Por eso tendríamos que decir que nuestro viaje a bosque frío estuvo al mismo tiempo bien y mal. Bien y mal por partes iguales. Pero, para ser sincero, estuvo sobre todo bien, al menos una vez que superamos las dificultades. Aunque algunos aspectos todavía me desconciertan. Porque resultó que Immy ya no había vuelto a ver My Little Pony ya que, según sus palabras, era para niños pequeños. Lo que ahora veía era algo llamado Las gemelas de Sweet Valley. Yo no lo conocía de nada y me sentí abatido e incompetente. Lo cual, tengo que confesarlo, me creó una cierta inquietud. Que me llevó a pedirle, mucho antes de lo previsto, que abriera la botella y se tomará el contenido.

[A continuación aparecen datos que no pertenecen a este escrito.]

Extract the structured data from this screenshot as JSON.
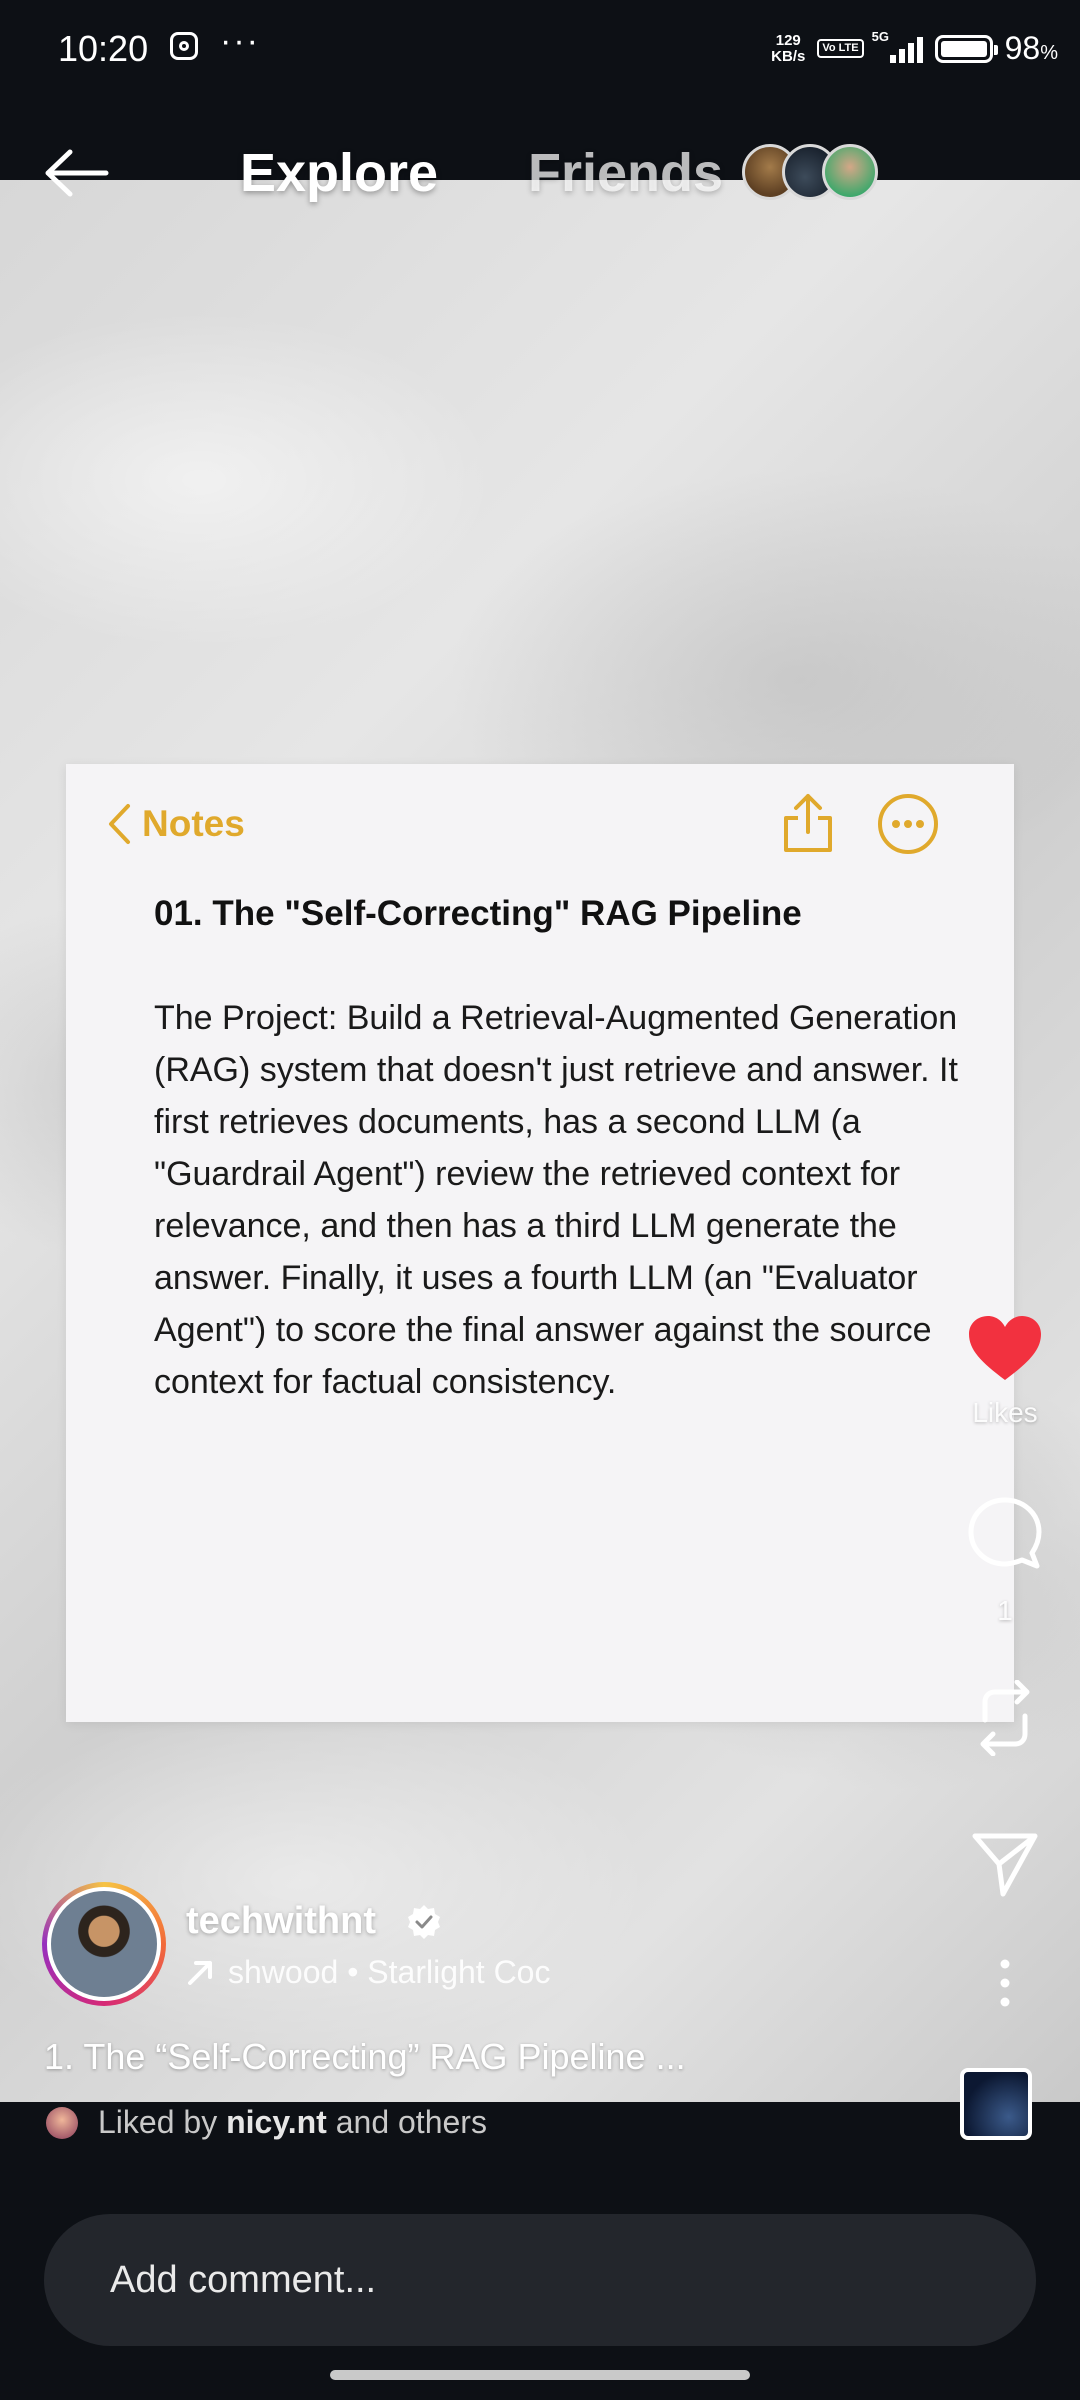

—¡Bébete la Ribena, cariñín! —le ordené—. ¡Que te la bebas! —mientras salía en el cruce de la M50, no lejos de los pinos y de Dulces Rohan.
Para ser sinceros, yo hubiera dado cualquier cosa porque ambas partes, del viaje, me refiero, hubieran sido igual de buenas. Pero soy lo bastante objetivo para darme cuenta de que era muy improbable que eso ocurriera. Tarde o temprano, sabía, saldría mal algún pequeño detalle. Tal vez si no hubiera estado tan preocupado por Ned y por la actitud más conciliadora que había adoptado hacia él últimamente. Hasta el punto de llegar casi a olvidarme de lo que había pasado entre nosotros aquella noche terrible. Lo cual, ya lo sé, debe de sonar raro. Pero algo en mí insistía en que hay que intentar verles el lado bueno a las personas. Tratar de comprender qué es lo que las lleva a hacer lo que hacen.